In both The Secret of Kells and Song of the Sea films, there is a barrier between the protagonists and the outside world. Tomm Moore and his team at Cartoon Saloon use the design of the characters and the world to express these deep themes.

In The Secret of Kells, Brendan is blocked by the huge, flat wall of Kells that Abbot Cellach is building in fear of the outside world. Whereas in Song of the Sea, Ben’s wall is the terror he associates with the ocean; he blames it and Saoirse for the loss of his mother, Bronagh. He no longer sees its beauty, rather he is bound by the barrier of the ocean, and his fear of its danger.

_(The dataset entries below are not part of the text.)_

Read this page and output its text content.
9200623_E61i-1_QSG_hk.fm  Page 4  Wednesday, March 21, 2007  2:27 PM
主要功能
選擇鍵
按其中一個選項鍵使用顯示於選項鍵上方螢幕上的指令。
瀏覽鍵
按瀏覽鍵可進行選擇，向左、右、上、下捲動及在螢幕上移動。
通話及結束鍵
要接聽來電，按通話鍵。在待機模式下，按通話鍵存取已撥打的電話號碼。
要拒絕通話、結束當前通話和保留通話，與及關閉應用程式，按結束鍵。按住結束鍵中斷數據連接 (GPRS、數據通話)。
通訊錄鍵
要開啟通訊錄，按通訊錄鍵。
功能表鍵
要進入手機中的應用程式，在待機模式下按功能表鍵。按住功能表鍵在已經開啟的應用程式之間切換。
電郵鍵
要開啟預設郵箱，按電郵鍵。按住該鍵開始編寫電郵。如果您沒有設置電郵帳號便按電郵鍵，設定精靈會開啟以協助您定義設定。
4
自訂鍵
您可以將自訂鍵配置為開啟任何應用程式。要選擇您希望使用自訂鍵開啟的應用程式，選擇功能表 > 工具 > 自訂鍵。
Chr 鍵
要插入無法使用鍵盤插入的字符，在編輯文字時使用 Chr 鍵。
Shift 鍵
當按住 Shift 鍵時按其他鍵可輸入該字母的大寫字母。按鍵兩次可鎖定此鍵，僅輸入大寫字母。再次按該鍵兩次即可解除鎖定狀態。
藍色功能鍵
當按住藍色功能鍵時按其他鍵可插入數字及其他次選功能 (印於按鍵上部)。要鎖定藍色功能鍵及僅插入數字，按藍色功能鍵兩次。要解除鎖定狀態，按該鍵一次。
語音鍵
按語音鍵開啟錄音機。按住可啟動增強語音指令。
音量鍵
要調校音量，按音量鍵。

At the beginning of Song of the Sea, we’re presented with very clear visual language to show what safety means. The circular characters, within a circular world, like a storybook; all these circles within circles create safety. Once Ben is removed from the island and Saoirse is taken, he must literally face his fears by diving into the mirrored well. However, the film highlights his path is safe by lining the well with concentric circles, reminiscent of the previous safety he had at home with his family. Even as he moves past his encounter with the Seanachaí, he is surrounded with a circular aura of light, further illustrating his safety in determination.

 
 
Song of the Sea  ©Cartoon Saloon

Song of the Sea ©Cartoon Saloon

 
 

Brendan, in The Secret of Kells, is confronted with the fears of the outside world once he stumbles into the forest. Fast, triangular wolves that move in horizontal lines, threaten to invade his circular world. But once he meets Aisling, the danger of the forest disappears, and she helps him uncover the wonder of the world they explore. Everything transforms into a rich tapestry and as Moore puts it, they move through a ‘stained glass window’. The perspective disappears and everything is safe once again. His adventures with Aisling are reminiscent of the safety he has at home and the outside world, though still harbouring danger, becomes a place of wonder. Danger only reappears at home with the Abbot’s refusal to let Brendan develop into an illuminator. Then, once again, when the Vikings invade; their sharp, angular shapes bring the viewer back to a realistic perspective. They add a sense of weight, reality and danger to the world.

 
 
The Secret of Kells  ©Cartoon Saloon

The Secret of Kells ©Cartoon Saloon

The Secret of Kells  ©Cartoon Saloon

The Secret of Kells ©Cartoon Saloon

 
 
The Secret of Kells  ©Cartoon Saloon

The Secret of Kells ©Cartoon Saloon

 
 
The Secret of Kells  ©Cartoon Saloon

The Secret of Kells ©Cartoon Saloon

This danger at home is contrasted by Brendan's protector, Abbot Cellach. He also acts as a wall to Brendan, shielding him from the outside world. His character is much like a cross between the Romanesque arch and a Roman Scutum: strong and tall, often blocking Brendan’s view. He always bends his neck forward, to show the weight of the world bearing on his shoulder. Similar to Conor’s design in Song of the Sea. His shoulders are hung and he moves as if he carries a tremendous weight.

Both films are masterclasses in developing the characters and the world they exist in to reinforce a story. Using simple design elements like flat perspectives and concentric circles, they subconsciously speak to the audience to hint at danger or promote safety.